Pemex, Mexico’s debt-burdened state oil producer, has reported a fourth consecutive quarterly loss but lauded a slight increase in crude output as a hopeful sign for the strained finances of the count ry’s biggest company.  Pemex posted a net loss of 87.9bn pesos ($4.6bn) in the three months that ended September 30 compared with a profit of 26.8bn pesos in the same quarter last year. Sales fell 20 percent to 350.5bn pesos, and earnings before interest, tax, depreciation, and amortization fell 37 percent to 102bn pesos.

Mexico’s president, Andres Manuel Lopez Obrador, has vowed to rescue Pemex, which has $1oobn of financial debt, by offering tax cuts and dedicating more government capital to the company in an effort to reverse 14 years of oil production declines. Pemex’s crude output is currently around 1.7m barrels per day, down from 3.4m barrels per day at its peak in 2004.

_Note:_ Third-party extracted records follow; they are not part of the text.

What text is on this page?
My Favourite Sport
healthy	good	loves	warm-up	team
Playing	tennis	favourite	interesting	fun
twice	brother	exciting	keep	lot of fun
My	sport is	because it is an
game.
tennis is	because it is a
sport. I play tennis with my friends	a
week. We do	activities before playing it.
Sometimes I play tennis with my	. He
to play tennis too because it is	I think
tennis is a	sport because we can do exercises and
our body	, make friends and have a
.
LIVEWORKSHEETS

In the third quarter, Pemex crude production increased to 1.694m daily barrels, a 1.2 percent gain compared to the previous quarter .  “The number one priority for Pemex, as outlined in our strategy presented in December, is to stabilise production,” Pemex’s chief financial officer, Alberto Velazquez, said on the conference call. “The strategy has been successful. After a long history of 14 years of oil production declines, Pemex has returned to increase petroleum production.”

While the minimal improvement in crude production was hailed as positive, the third quarter result was the worst for Pemex thus far in 2019, as accumulated losses now total 176.4 billion pesos ($9.25bn) through the first nine months of the  year.